I believe I was between the ages of thirteen and fourteen when I read my first Wodehouse book, Carry On, Jeeves. Since then, I’ve read more of his books and enjoy them as much as I did upon first reading them, if not more so. After reading any of his stories, I always come away with a feeling that I can only describe as rich and uplifted. How he uses language is invigorating.
Most of the enjoyment that one gets out of reading his writing is his use of simile, alliteration, and witty, sometimes irreverent, allusions and references to Shakespeare and classical studies, usually the Romantic poets, and the Bible. All of which are handled deftly. His writing is such that he is one of those very few writers in which one derives more enjoyment by reading it himself than hearing it read out loud or narrated, as when listening to an audiobook.
This is an issue that also confronts people who have tried to adapt his stories, through the years, to the screen.
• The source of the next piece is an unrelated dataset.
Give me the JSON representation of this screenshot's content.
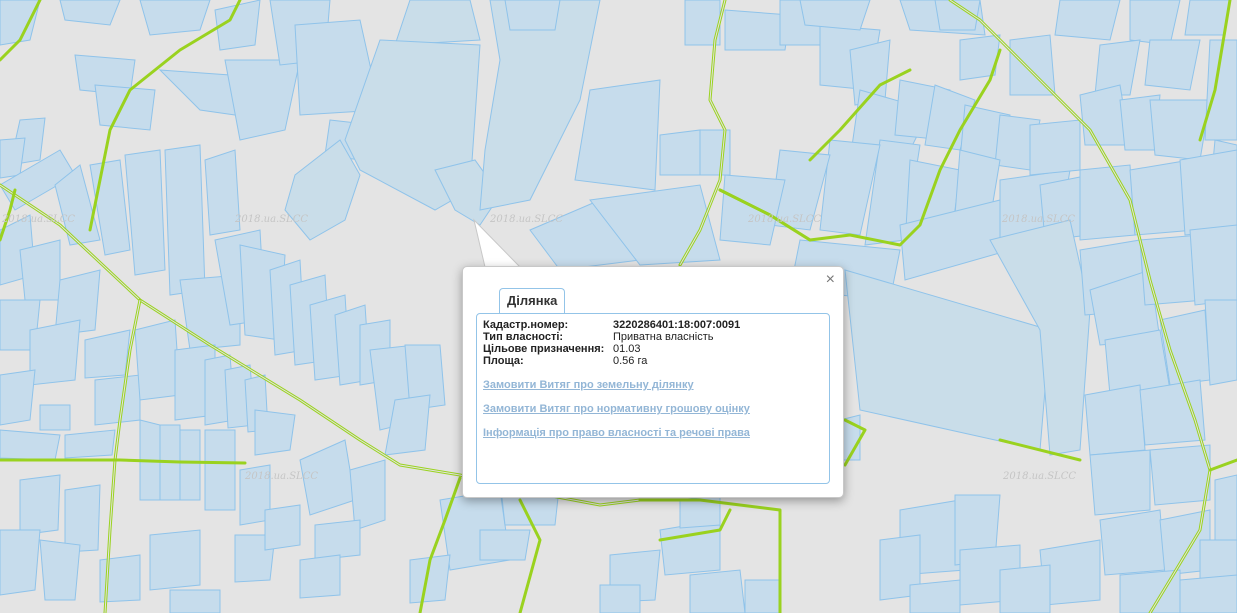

Though it’s the only one I’ve watched entirely, it seems the most successful was the ITV Jeeves and Wooster that starred Hugh Laurie as Bertie Wooster and Stephen Fry as Jeeves.
Until watching this documentary I had never before heard him speak or viewed footage of him. Upon watching him, he struck me as a lovely man and matches his writings and his character in the written word. Most of all, I was impressed by his work output – up to 25,000 words a day – and his opinion about rewriting and editing helped reshape my own views on the creative process as a writer.